Payne took the bolt cutters and went back into the line of fire.
"The smoke deck was starting to drop at this point," he said. "I maneuvered in and was able to cut the bottom lock."
Payne's actions opened the door so his teammates could enter the building and secure a foothold.
"Every man that night was engaged in their own unique problem set; it just wasn't me," Payne said. "That night, me and my teammates were looking for other opportunities to liberate those hostages. I just happened to be the man that stumbled across that problem set.
"I had to capitalize on that opportunity that I was given."
But the danger wasn't over. A mandatory evacuation call came over the radio because the building was collapsing.
The team pushed the hostages out of the building as fast as they could. Despite the danger, Payne ran back into the building two more times to make sure all of the hostages had gotten out safely.
Still under heavy fire, Payne and the other commandos then formed a human wall so the hostages in the other building could run behind them and board the extraction helicopters.

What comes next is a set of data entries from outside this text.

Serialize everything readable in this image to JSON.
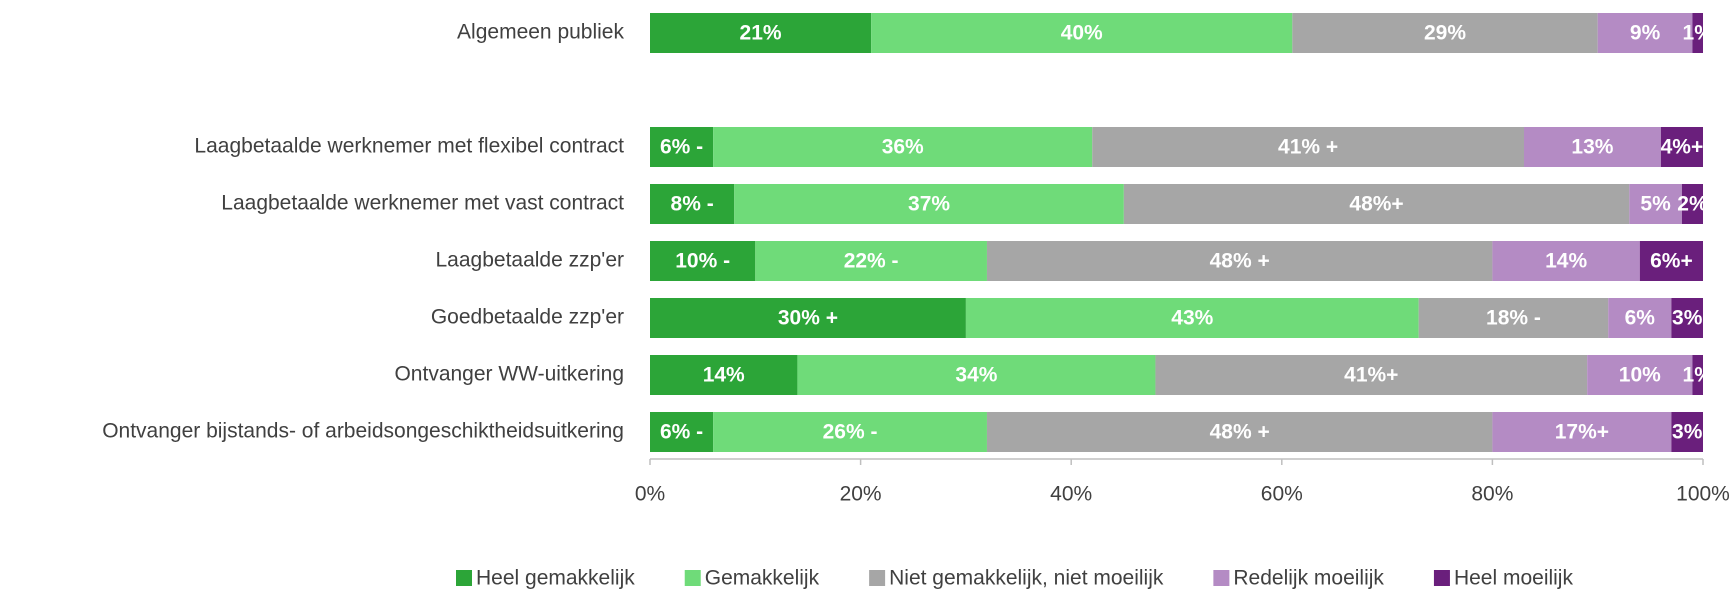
{
  "chart_data": {
    "type": "stacked_barh",
    "categories": [
      "Algemeen publiek",
      null,
      "Laagbetaalde werknemer met flexibel contract",
      "Laagbetaalde werknemer met vast contract",
      "Laagbetaalde zzp'er",
      "Goedbetaalde zzp'er",
      "Ontvanger WW-uitkering",
      "Ontvanger bijstands- of arbeidsongeschiktheidsuitkering"
    ],
    "series": [
      {
        "name": "Heel gemakkelijk",
        "color": "#2ca538",
        "values": [
          21,
          null,
          6,
          8,
          10,
          30,
          14,
          6
        ],
        "value_labels": [
          "21%",
          null,
          "6% -",
          "8% -",
          "10% -",
          "30% +",
          "14%",
          "6% -"
        ]
      },
      {
        "name": "Gemakkelijk",
        "color": "#6fdb79",
        "values": [
          40,
          null,
          36,
          37,
          22,
          43,
          34,
          26
        ],
        "value_labels": [
          "40%",
          null,
          "36%",
          "37%",
          "22% -",
          "43%",
          "34%",
          "26% -"
        ]
      },
      {
        "name": "Niet gemakkelijk, niet moeilijk",
        "color": "#a6a6a6",
        "values": [
          29,
          null,
          41,
          48,
          48,
          18,
          41,
          48
        ],
        "value_labels": [
          "29%",
          null,
          "41% +",
          "48%+",
          "48% +",
          "18% -",
          "41%+",
          "48% +"
        ]
      },
      {
        "name": "Redelijk moeilijk",
        "color": "#b48bc4",
        "values": [
          9,
          null,
          13,
          5,
          14,
          6,
          10,
          17
        ],
        "value_labels": [
          "9%",
          null,
          "13%",
          "5%",
          "14%",
          "6%",
          "10%",
          "17%+"
        ]
      },
      {
        "name": "Heel moeilijk",
        "color": "#6a1f7c",
        "values": [
          1,
          null,
          4,
          2,
          6,
          3,
          1,
          3
        ],
        "value_labels": [
          "1%",
          null,
          "4%+",
          "2%",
          "6%+",
          "3%",
          "1%",
          "3%"
        ]
      }
    ],
    "xlim": [
      0,
      100
    ],
    "xticks": [
      {
        "value": 0,
        "label": "0%"
      },
      {
        "value": 20,
        "label": "20%"
      },
      {
        "value": 40,
        "label": "40%"
      },
      {
        "value": 60,
        "label": "60%"
      },
      {
        "value": 80,
        "label": "80%"
      },
      {
        "value": 100,
        "label": "100%"
      }
    ],
    "legend": "bottom"
  }
}
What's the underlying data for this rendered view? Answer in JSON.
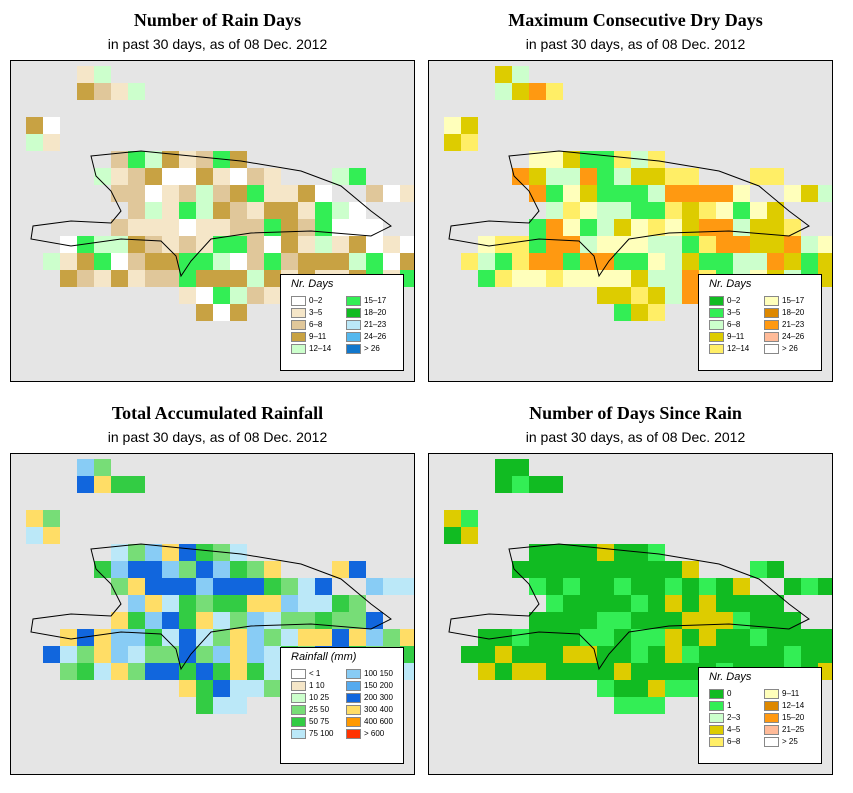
{
  "panels": [
    {
      "id": "rain-days",
      "title": "Number of Rain Days",
      "subtitle": "in past 30 days, as of  08 Dec. 2012",
      "legend": {
        "title": "Nr. Days",
        "items": [
          {
            "label": "0–2",
            "color": "#ffffff"
          },
          {
            "label": "3–5",
            "color": "#f5e6c8"
          },
          {
            "label": "6–8",
            "color": "#e0c79a"
          },
          {
            "label": "9–11",
            "color": "#c8a243"
          },
          {
            "label": "12–14",
            "color": "#ccffcc"
          },
          {
            "label": "15–17",
            "color": "#33ee55"
          },
          {
            "label": "18–20",
            "color": "#11bb22"
          },
          {
            "label": "21–23",
            "color": "#bbe8f8"
          },
          {
            "label": "24–26",
            "color": "#55b8ee"
          },
          {
            "label": "> 26",
            "color": "#1177cc"
          }
        ]
      }
    },
    {
      "id": "max-dry-days",
      "title": "Maximum Consecutive Dry Days",
      "subtitle": "in past 30 days, as of  08 Dec. 2012",
      "legend": {
        "title": "Nr. Days",
        "items": [
          {
            "label": "0–2",
            "color": "#11bb22"
          },
          {
            "label": "3–5",
            "color": "#33ee55"
          },
          {
            "label": "6–8",
            "color": "#ccffcc"
          },
          {
            "label": "9–11",
            "color": "#ddcc00"
          },
          {
            "label": "12–14",
            "color": "#ffee66"
          },
          {
            "label": "15–17",
            "color": "#ffffbb"
          },
          {
            "label": "18–20",
            "color": "#dd8800"
          },
          {
            "label": "21–23",
            "color": "#ff9911"
          },
          {
            "label": "24–26",
            "color": "#ffbb99"
          },
          {
            "label": "> 26",
            "color": "#ffffff"
          }
        ]
      }
    },
    {
      "id": "total-rainfall",
      "title": "Total Accumulated Rainfall",
      "subtitle": "in past 30 days, as of  08 Dec. 2012",
      "legend": {
        "title": "Rainfall (mm)",
        "items": [
          {
            "label": "< 1",
            "color": "#ffffff"
          },
          {
            "label": "1  10",
            "color": "#f5e6c8"
          },
          {
            "label": "10  25",
            "color": "#ccffcc"
          },
          {
            "label": "25  50",
            "color": "#77dd77"
          },
          {
            "label": "50  75",
            "color": "#33cc44"
          },
          {
            "label": "75  100",
            "color": "#bbe8f8"
          },
          {
            "label": "100  150",
            "color": "#88ccf5"
          },
          {
            "label": "150  200",
            "color": "#55aaee"
          },
          {
            "label": "200  300",
            "color": "#1166dd"
          },
          {
            "label": "300  400",
            "color": "#ffdd66"
          },
          {
            "label": "400  600",
            "color": "#ff9900"
          },
          {
            "label": "> 600",
            "color": "#ff3300"
          }
        ]
      }
    },
    {
      "id": "days-since-rain",
      "title": "Number of Days Since Rain",
      "subtitle": "in past 30 days, as of  08 Dec. 2012",
      "legend": {
        "title": "Nr. Days",
        "items": [
          {
            "label": "0",
            "color": "#11bb22"
          },
          {
            "label": "1",
            "color": "#33ee55"
          },
          {
            "label": "2–3",
            "color": "#ccffcc"
          },
          {
            "label": "4–5",
            "color": "#ddcc00"
          },
          {
            "label": "6–8",
            "color": "#ffee66"
          },
          {
            "label": "9–11",
            "color": "#ffffbb"
          },
          {
            "label": "12–14",
            "color": "#dd8800"
          },
          {
            "label": "15–20",
            "color": "#ff9911"
          },
          {
            "label": "21–25",
            "color": "#ffbb99"
          },
          {
            "label": "> 25",
            "color": "#ffffff"
          }
        ]
      }
    }
  ],
  "map_style": {
    "background_color": "#e5e5e5",
    "border_color": "#000000"
  }
}
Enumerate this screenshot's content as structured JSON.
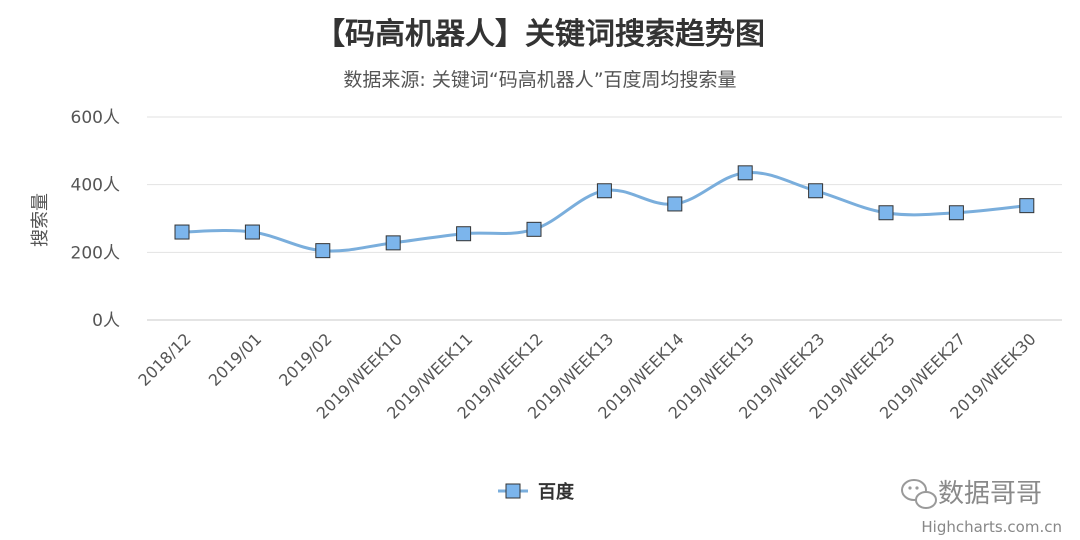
{
  "chart_data": {
    "type": "line",
    "title": "【码高机器人】关键词搜索趋势图",
    "subtitle": "数据来源: 关键词“码高机器人”百度周均搜索量",
    "ylabel": "搜索量",
    "y_unit": "人",
    "ylim": [
      0,
      600
    ],
    "yticks": [
      0,
      200,
      400,
      600
    ],
    "ytick_labels": [
      "0人",
      "200人",
      "400人",
      "600人"
    ],
    "categories": [
      "2018/12",
      "2019/01",
      "2019/02",
      "2019/WEEK10",
      "2019/WEEK11",
      "2019/WEEK12",
      "2019/WEEK13",
      "2019/WEEK14",
      "2019/WEEK15",
      "2019/WEEK23",
      "2019/WEEK25",
      "2019/WEEK27",
      "2019/WEEK30"
    ],
    "series": [
      {
        "name": "百度",
        "values": [
          260,
          260,
          205,
          228,
          255,
          268,
          382,
          343,
          435,
          382,
          317,
          317,
          338
        ],
        "color": "#7aaedc",
        "marker_color": "#7cb5ec",
        "marker_border": "#333333"
      }
    ],
    "grid": true,
    "legend_position": "bottom-center"
  },
  "watermark": {
    "text": "数据哥哥",
    "icon": "wechat-icon"
  },
  "credit": "Highcharts.com.cn"
}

Payne has deployed 17 times to combat zones since he joined the Army in 2002.
"Every combat mission or deployment presents its own unique challenges, and you learn from every single one," said Payne, who plans to continue serving in the Army.
The service will not confirm that Payne, or Wheeler, were assigned to the elite and secretive Delta Force, based at Fort Bragg, North Carolina. But two sources, who have served in Army special operations units and know Payne personally, confirmed to Military.com that he, like Wheeler, is a respected member of Delta Force.
When asked, Payne said he is "a proud member of the United States Special Operations Command and, at the end of the day, I am a soldier."